1. Clean the quinces well, releasing them from bruised parts.
2. Put them in a pot and boil them in water for 1 hour. The quinces are ready when you can easily pierce them with a fork.
3. Drain them, saving one glass of cooking water, and let them cool.
4. Peel, remove the cores and cube the quinces.
5 Pass in a vegetable mill or use the blender until smooth. Finally, weigh the puree.
6. Transfer into a big pot, add one glass of cooking water and 700 grams of sugar for each kilo of puree.
7 Cook over low heat for about 2 hours, stirring with a wooden spoon (not a metal one!) so that the mixture won't stick to the bottom. The mixture will gradually become red and bright, especially if the quinces are wild and natural.
8. Everything is ready when once lifting the spoon, the mixture sticks to it, sliding down very slowly. My grandmother used this metaphorical expression from ancient times: "Cotognata is ready when it sits down."

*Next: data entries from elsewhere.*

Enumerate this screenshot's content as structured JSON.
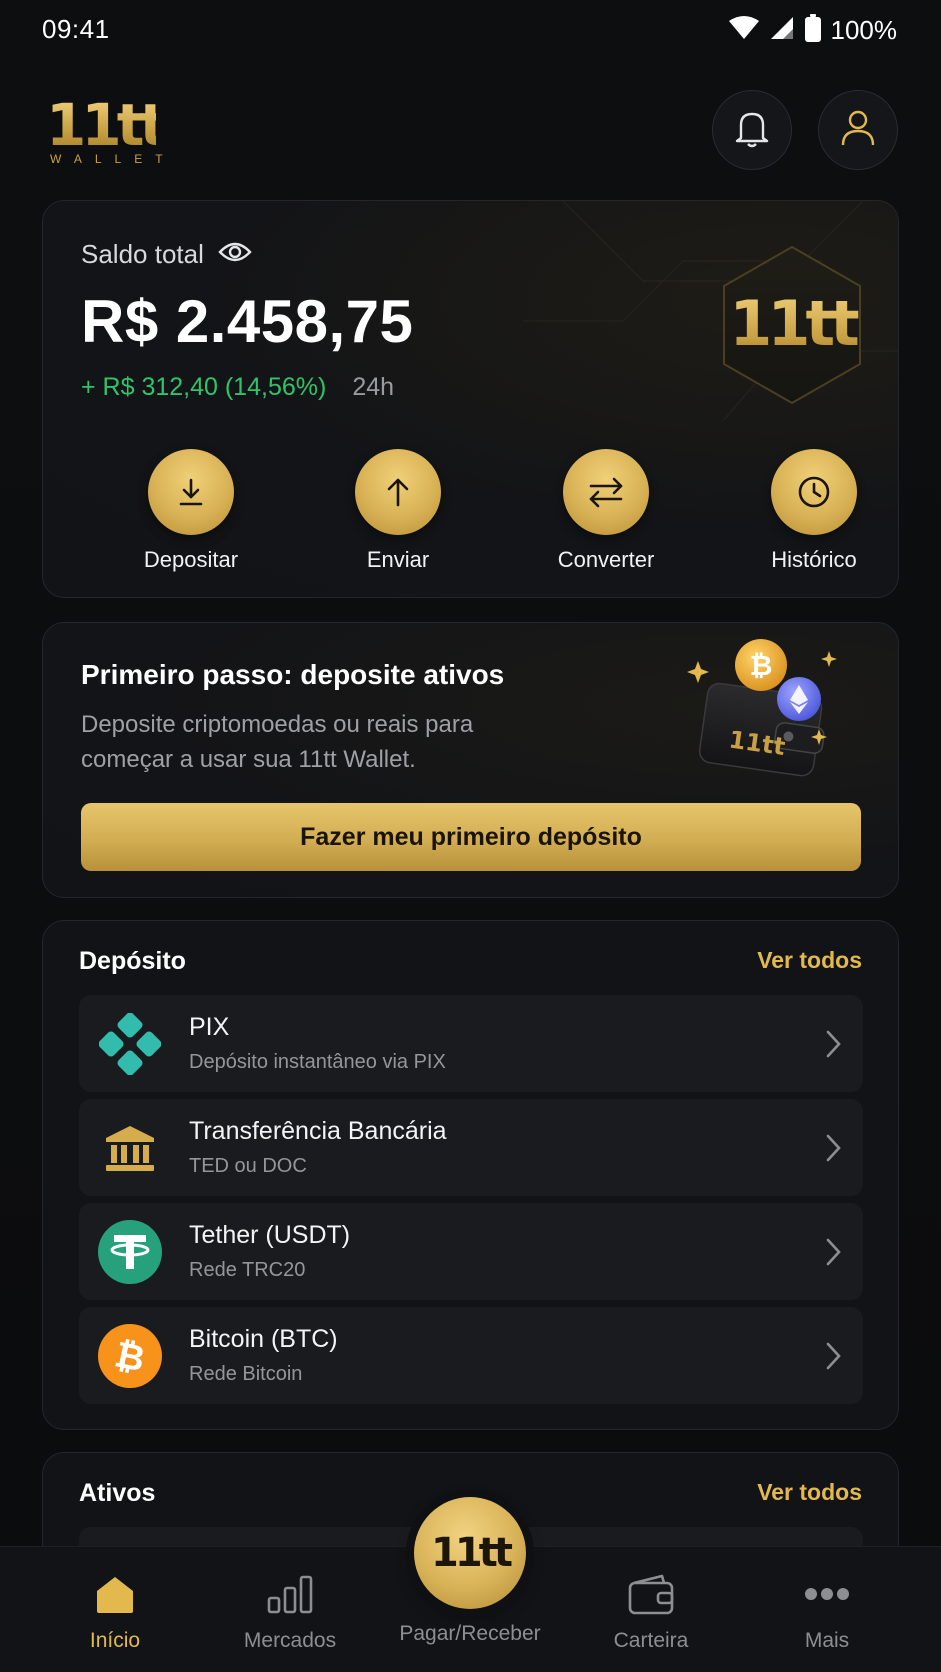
{
  "status_bar": {
    "time": "09:41",
    "battery": "100%"
  },
  "header": {
    "logo_main": "11tt",
    "logo_sub": "WALLET",
    "notifications_icon": "bell-icon",
    "profile_icon": "user-icon"
  },
  "balance": {
    "label": "Saldo total",
    "value": "R$ 2.458,75",
    "change": "+ R$ 312,40 (14,56%)",
    "period": "24h",
    "badge_text": "11tt",
    "change_color": "#2fc46a"
  },
  "actions": [
    {
      "label": "Depositar",
      "icon": "download-icon"
    },
    {
      "label": "Enviar",
      "icon": "arrow-up-icon"
    },
    {
      "label": "Converter",
      "icon": "swap-icon"
    },
    {
      "label": "Histórico",
      "icon": "clock-icon"
    }
  ],
  "promo": {
    "title": "Primeiro passo: deposite ativos",
    "text": "Deposite criptomoedas ou reais para começar a usar sua 11tt Wallet.",
    "button": "Fazer meu primeiro depósito",
    "wallet_text": "11tt"
  },
  "deposit": {
    "title": "Depósito",
    "link": "Ver todos",
    "items": [
      {
        "title": "PIX",
        "subtitle": "Depósito instantâneo via PIX",
        "icon": "pix-icon"
      },
      {
        "title": "Transferência Bancária",
        "subtitle": "TED ou DOC",
        "icon": "bank-icon"
      },
      {
        "title": "Tether (USDT)",
        "subtitle": "Rede TRC20",
        "icon": "tether-icon"
      },
      {
        "title": "Bitcoin (BTC)",
        "subtitle": "Rede Bitcoin",
        "icon": "bitcoin-icon"
      }
    ]
  },
  "assets": {
    "title": "Ativos",
    "link": "Ver todos"
  },
  "nav": {
    "items": [
      {
        "label": "Início",
        "icon": "home-icon",
        "active": true
      },
      {
        "label": "Mercados",
        "icon": "bar-chart-icon",
        "active": false
      },
      {
        "label": "Pagar/Receber",
        "icon": "11tt-logo",
        "active": false
      },
      {
        "label": "Carteira",
        "icon": "wallet-icon",
        "active": false
      },
      {
        "label": "Mais",
        "icon": "more-icon",
        "active": false
      }
    ],
    "fab_text": "11tt"
  },
  "colors": {
    "accent_gold": "#e3b94d",
    "background": "#0b0c0e",
    "card": "#121317"
  }
}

9. Wet the tiles with a thin layer of water.
10. Fill them with the hot mixture and level the surface.
11. Let them cool, and then let them dry covered with a thin linen or cotton veil for at least two weeks.
12. Turn out the Cotognata's brick with your hands, delicately detaching it from the edges of the tile.
13. Once removed from the tiles, place the Cotognata's bricks on a tray as they are ready to be consumed.
14. To preserve the bricks for a long time (over a year), they must be dried and turned upside down several times. Then stored in a cookie tin jar or cardboard box covered with a linen or cotton veil.